Near the end of the tour, discussion turns to who was responsible for what happened at Drancy during the war. The guide explains that while the Nazis set up the transit camp, French collaborators helped carry out its deadly mission. The guards at the camp, she says, were French armed police. At this point, people on the tour start to look uncomfortable. “It was the occupiers,” one woman objects.
The uneasiness about French complicity at Drancy, as well as the current conditions at the complex, suggest a broader national reluctance to confront the calculus of social exclusion. “Liberté, égalité, fraternité” have defined French identity since the revolution in 1789, but in recent years a vein of intolerance that long pulsed below the surface has begun to bleed into the streets.
Periodic hate crimes tend to make the news—such as the stabbing of 85-year-old Holocaust survivor Mireille Knoll in her apartment in 2018—but there is a broader attitude that parallels the rise of the far right all over Europe and the world. In France, it takes its most public form with Marine Le Pen and her National Rally party. It is a discomfort with things and people seen as not-French-enough, some of whom now occupy the Drancy complex. These days, Parisian suburbs like the one where the former camp is located are largely populated with North Africans and other minorities, who remain literally and figuratively on the outskirts of city life.
In a 2018 survey by French polling firm IFOP, 58 percent of French respondents were opposed to the influx of immigrants. Only 30 percent saw immigration as positive for France, down 10 points from just three years earlier. Le Pen, when she ran for president, billed herself as “not against immigrants, just against immigration.” The infamous anti-establishment “yellow vest” protests, too, are largely white. Minorities, according to news outlets such as Al Jazeera, tend to stay away so they won’t be branded as troublemakers.

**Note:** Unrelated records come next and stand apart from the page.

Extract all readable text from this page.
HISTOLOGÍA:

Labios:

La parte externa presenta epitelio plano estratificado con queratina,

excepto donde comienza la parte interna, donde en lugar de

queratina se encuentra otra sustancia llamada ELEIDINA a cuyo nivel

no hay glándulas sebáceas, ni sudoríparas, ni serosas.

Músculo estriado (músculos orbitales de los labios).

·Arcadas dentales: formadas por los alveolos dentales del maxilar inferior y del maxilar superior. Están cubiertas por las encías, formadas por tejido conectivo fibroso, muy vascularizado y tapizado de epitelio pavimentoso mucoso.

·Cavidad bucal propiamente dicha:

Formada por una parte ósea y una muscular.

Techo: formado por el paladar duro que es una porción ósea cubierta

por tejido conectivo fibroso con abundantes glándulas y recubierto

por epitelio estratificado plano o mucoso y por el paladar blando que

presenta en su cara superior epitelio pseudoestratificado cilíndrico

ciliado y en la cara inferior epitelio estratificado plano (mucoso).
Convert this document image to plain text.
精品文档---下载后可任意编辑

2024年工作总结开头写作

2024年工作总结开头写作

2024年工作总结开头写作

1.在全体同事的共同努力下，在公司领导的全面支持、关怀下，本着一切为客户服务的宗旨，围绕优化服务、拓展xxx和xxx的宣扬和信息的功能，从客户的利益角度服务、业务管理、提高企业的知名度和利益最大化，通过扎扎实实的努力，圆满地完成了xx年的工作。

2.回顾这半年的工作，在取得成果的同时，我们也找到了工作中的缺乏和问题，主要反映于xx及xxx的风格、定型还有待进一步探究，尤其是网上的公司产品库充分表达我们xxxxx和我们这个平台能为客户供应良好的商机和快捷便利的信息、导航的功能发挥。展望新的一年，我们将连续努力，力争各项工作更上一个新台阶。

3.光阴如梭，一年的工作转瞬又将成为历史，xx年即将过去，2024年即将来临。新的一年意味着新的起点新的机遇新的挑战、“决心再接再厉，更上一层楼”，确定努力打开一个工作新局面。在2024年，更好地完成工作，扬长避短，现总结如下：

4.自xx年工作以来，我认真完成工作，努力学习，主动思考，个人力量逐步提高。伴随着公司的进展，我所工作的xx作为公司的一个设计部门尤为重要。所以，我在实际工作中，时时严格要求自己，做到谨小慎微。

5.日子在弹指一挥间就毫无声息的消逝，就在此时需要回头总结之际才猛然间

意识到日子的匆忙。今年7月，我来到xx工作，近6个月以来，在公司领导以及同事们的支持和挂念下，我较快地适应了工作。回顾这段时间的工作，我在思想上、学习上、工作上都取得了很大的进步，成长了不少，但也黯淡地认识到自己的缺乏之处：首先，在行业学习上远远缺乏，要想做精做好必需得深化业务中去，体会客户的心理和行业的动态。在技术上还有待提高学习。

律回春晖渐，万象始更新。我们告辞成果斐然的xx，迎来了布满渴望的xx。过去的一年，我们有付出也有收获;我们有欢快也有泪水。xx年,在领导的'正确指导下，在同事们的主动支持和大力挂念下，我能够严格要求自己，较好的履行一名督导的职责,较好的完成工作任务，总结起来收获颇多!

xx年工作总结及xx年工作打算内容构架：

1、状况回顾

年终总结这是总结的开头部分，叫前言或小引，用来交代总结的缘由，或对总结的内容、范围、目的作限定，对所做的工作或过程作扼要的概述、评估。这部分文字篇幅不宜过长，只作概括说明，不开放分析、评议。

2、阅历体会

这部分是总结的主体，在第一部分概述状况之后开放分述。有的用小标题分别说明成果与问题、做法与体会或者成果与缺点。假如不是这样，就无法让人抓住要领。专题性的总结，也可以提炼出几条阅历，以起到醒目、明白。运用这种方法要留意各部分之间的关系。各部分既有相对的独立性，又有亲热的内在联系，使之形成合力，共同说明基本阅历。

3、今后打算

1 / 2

In Drancy, it’s hard to escape the uneasy, slightly alarmist thought that history is a wheel, that the increasing fervor of anti-immigrant rhetoric is leading people down a familiar and dark path. People around the complex might assure you nothing like the Holocaust could happen again, but how possible did such a thing ever seem? In its quiet way, the Cité de la Muette testifies to that level of guilt, disbelief, and concern for the future. “Drancy,” says Pouvreau, the historian, “is like the French bad conscience.”